A mulher ainda é educada para se casar. Se isso não acontece, ela fica com o estigma de não ter realizado algo importante em sua vida. Suas amigas passam a discriminá-la veladamente. Além disso, a filha solteira corre o risco de ter de cuidar dos pais na velhice. Até recentemente, a única forma aceita pela sociedade para a mulher sair de casa era através do casamento.
- Agora já sei sua opinião. Você é realmente contra o casamento - sentenciei.
- Não sou contra o casamento. Sou contra as coisas que sufocam a aventura de estar viva.
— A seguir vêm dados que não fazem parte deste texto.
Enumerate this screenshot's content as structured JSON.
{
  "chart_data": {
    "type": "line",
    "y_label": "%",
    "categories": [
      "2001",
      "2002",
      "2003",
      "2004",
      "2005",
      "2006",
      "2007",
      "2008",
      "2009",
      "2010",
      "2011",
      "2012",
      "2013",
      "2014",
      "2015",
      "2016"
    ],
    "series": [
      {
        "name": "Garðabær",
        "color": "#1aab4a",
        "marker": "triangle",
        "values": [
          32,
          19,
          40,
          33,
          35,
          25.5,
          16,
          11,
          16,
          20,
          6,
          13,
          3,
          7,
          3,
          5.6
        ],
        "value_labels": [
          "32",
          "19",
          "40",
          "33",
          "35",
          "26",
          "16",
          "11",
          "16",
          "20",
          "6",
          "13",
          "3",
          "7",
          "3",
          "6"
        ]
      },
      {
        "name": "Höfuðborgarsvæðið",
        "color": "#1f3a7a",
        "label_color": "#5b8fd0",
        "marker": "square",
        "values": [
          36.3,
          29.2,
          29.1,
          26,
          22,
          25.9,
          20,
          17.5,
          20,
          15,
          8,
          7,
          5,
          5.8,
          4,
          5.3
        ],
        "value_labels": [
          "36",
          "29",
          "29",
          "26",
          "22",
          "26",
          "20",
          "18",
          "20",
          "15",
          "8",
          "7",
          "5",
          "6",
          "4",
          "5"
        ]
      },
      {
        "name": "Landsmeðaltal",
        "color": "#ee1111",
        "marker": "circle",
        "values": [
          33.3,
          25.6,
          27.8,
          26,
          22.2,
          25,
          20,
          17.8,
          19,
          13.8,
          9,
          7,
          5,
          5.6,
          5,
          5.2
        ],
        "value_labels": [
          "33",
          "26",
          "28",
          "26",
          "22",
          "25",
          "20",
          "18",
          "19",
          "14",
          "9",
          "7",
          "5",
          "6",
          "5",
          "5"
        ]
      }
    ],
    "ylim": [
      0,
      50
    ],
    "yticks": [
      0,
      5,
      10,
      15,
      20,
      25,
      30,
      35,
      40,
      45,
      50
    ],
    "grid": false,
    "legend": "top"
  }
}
Infelizmente, hoje o casamento está nessa condição.
Você já reparou que nenhum super-herói é casado? Nem os personagens do Disney. Todos são sobrinhos, tios, avós, primos e namorados.
Aquela última colocação me surpreendeu. Fiquei pensando em como, após tantos anos sendo fã dos super-heróis e lido centenas de histórias em quadrinhos, não havia notado algo tão evidente.
Ela terminou seu suco e chamou-me de volta de minhas reflexões.
- Acho que podemos ir, não é? O oceano nos aguarda - disse.
- Então não vamos deixá-lo esperando - exclamei. Levantei-me, dei a volta e afastei gentilmente sua cadeira. Ela agradeceu, fazendo uma mesura.
Retornamos ao carro em silêncio. Eu só pensava no quanto estava aprendendo com ela em um único dia.